The aim of this study is to elucidate differentiation of major repetitive sequence classes between and among species belonging to the tomato and potato clades of the genus Solanum in terms of their dynamics and evolutionary processes. We compared the classes of repetitive sequences of cultivated and wild species belonging to those clades and we assessed whether the composition of this genome fraction in S. etuberosum is more similar to that found in the tomato or in the potato clade.
MATERIALS AND METHODS
Taxa sampled, genome size determinations, DNA isolation and sequencing
We included 13 taxa from three sections of the genus Solanum including seven taxa from the tomato clade (section Lycopersicon), five from the potato clade (section Petota) and S. etuberosum (section Etuberosum). For some of the taxa we obtained sequence data from the 100 Tomato Genome Sequencing Consortium, www.tomatogenome.net (Aflitos et al., 2014), or from various research groups (Table 1). Genomic DNA of S. commersonii and Solanum chacoense was extracted from approximately 2.5 g of fresh etiolated leaf tissue samples using the nuclei enrichment protocol described by Bernatzky and Tanksley (1986), slightly modified.

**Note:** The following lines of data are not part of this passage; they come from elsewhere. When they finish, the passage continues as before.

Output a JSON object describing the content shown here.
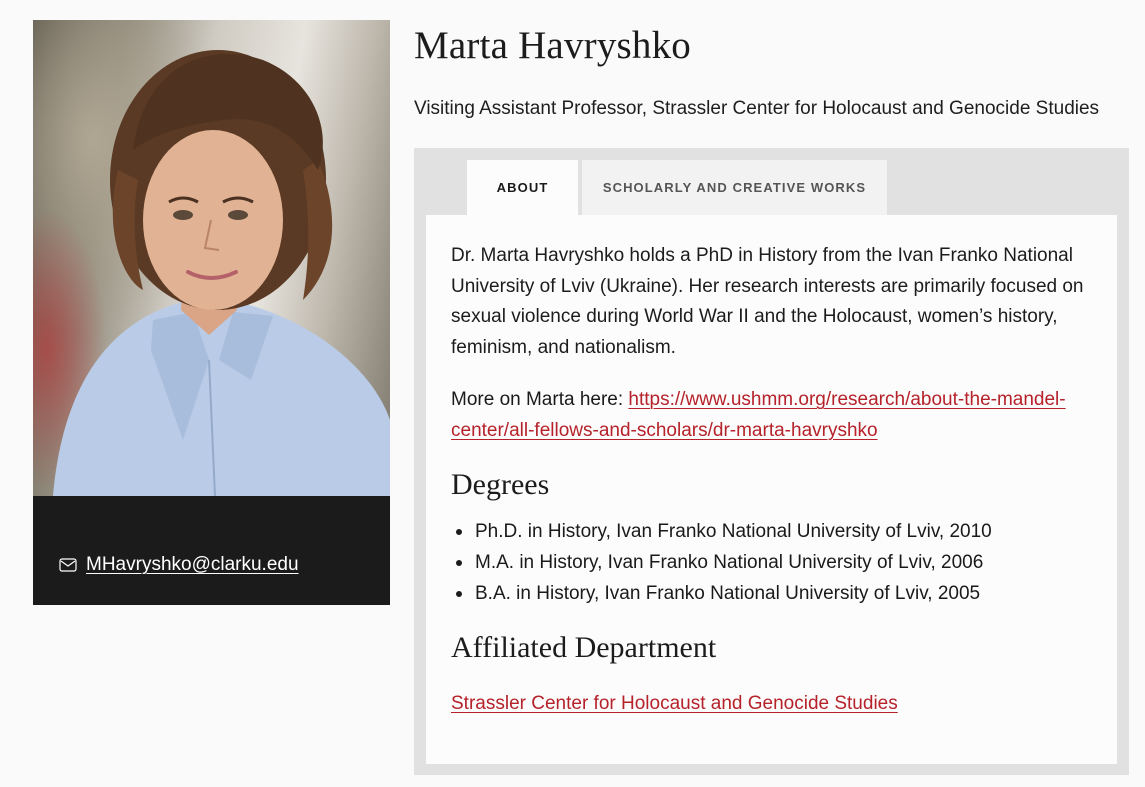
{
  "profile": {
    "name": "Marta Havryshko",
    "title": "Visiting Assistant Professor, Strassler Center for Holocaust and Genocide Studies",
    "email": "MHavryshko@clarku.edu",
    "photo_icon": "portrait-photo"
  },
  "tabs": [
    {
      "label": "ABOUT",
      "active": true
    },
    {
      "label": "SCHOLARLY AND CREATIVE WORKS",
      "active": false
    }
  ],
  "about": {
    "bio": "Dr. Marta Havryshko holds a PhD in History from the Ivan Franko National University of Lviv (Ukraine). Her research interests are primarily focused on sexual violence during World War II and the Holocaust, women’s history, feminism, and nationalism.",
    "more_prefix": "More on Marta here: ",
    "more_link": "https://www.ushmm.org/research/about-the-mandel-center/all-fellows-and-scholars/dr-marta-havryshko"
  },
  "degrees": {
    "heading": "Degrees",
    "items": [
      "Ph.D. in History, Ivan Franko National University of Lviv, 2010",
      "M.A. in History, Ivan Franko National University of Lviv, 2006",
      "B.A. in History, Ivan Franko National University of Lviv, 2005"
    ]
  },
  "affiliated": {
    "heading": "Affiliated Department",
    "link": "Strassler Center for Holocaust and Genocide Studies"
  },
  "colors": {
    "link": "#b5222a",
    "card_background": "#1b1b1b",
    "tab_frame": "#e1e1e1"
  }
}
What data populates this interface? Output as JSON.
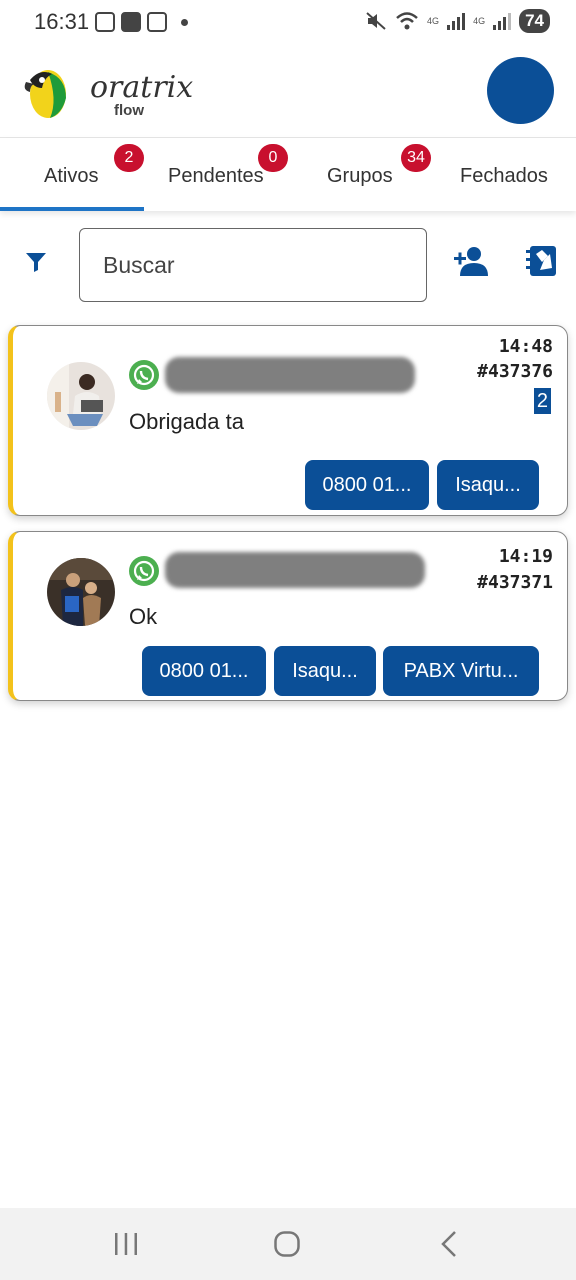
{
  "status_bar": {
    "time": "16:31",
    "network_1": "4G",
    "network_2": "4G",
    "battery": "74"
  },
  "header": {
    "logo_text": "oratrix",
    "logo_sub": "flow"
  },
  "tabs": [
    {
      "label": "Ativos",
      "badge": "2",
      "active": true
    },
    {
      "label": "Pendentes",
      "badge": "0",
      "active": false
    },
    {
      "label": "Grupos",
      "badge": "34",
      "active": false
    },
    {
      "label": "Fechados",
      "badge": "",
      "active": false
    }
  ],
  "search": {
    "placeholder": "Buscar"
  },
  "tickets": [
    {
      "message": "Obrigada ta",
      "time": "14:48",
      "ticket_id": "#437376",
      "unread": "2",
      "tags": [
        "0800 01...",
        "Isaqu..."
      ]
    },
    {
      "message": "Ok",
      "time": "14:19",
      "ticket_id": "#437371",
      "unread": "",
      "tags": [
        "0800 01...",
        "Isaqu...",
        "PABX Virtu..."
      ]
    }
  ],
  "colors": {
    "primary": "#0b4f97",
    "badge": "#c8102e",
    "tab_underline": "#1e74c6",
    "card_accent": "#f3c21b",
    "whatsapp": "#4caf50"
  }
}
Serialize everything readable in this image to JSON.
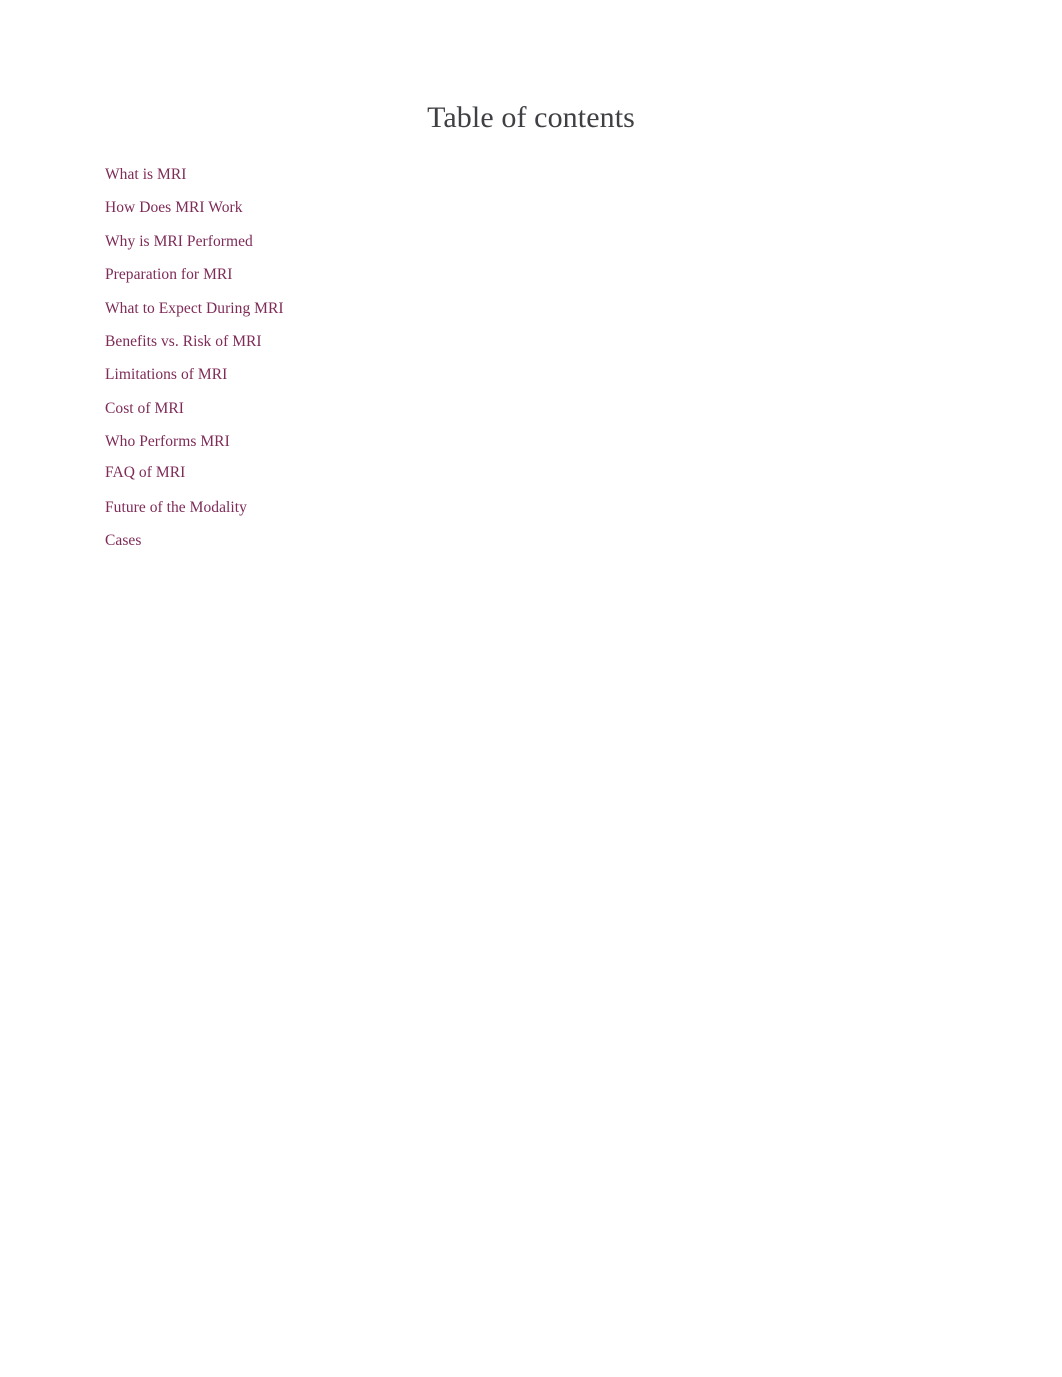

Libraries were prepared using the Nextera Library Preparation Kit (Illumina) and were sequenced on an Illumina HiSeq2000 sequencer at Applied Bioinformatics, Wageningen University and Research, for S. commersonii (100-bp paired-end reads) and on an Illumina HiSeq4000 sequencer at The Beijing Genomics Institute (BGI) for S. chacoense (150-bp paired-end reads). Nuclear DNA measurements were performed according to Doležel and Göhde (1995). Propidium iodide (PI, 50 mg mL–1) was used to stain nuclei and tomato (2C = 1.96; Doležel et al., 1992) was used as an internal standard. Three DNA estimations were carried out for each plant (5000 nuclei per analysis) on three different days. Nuclear DNA content (2C value) was calculated as sample peak mean/standard peak mean × 2C DNA content of the standard (pg).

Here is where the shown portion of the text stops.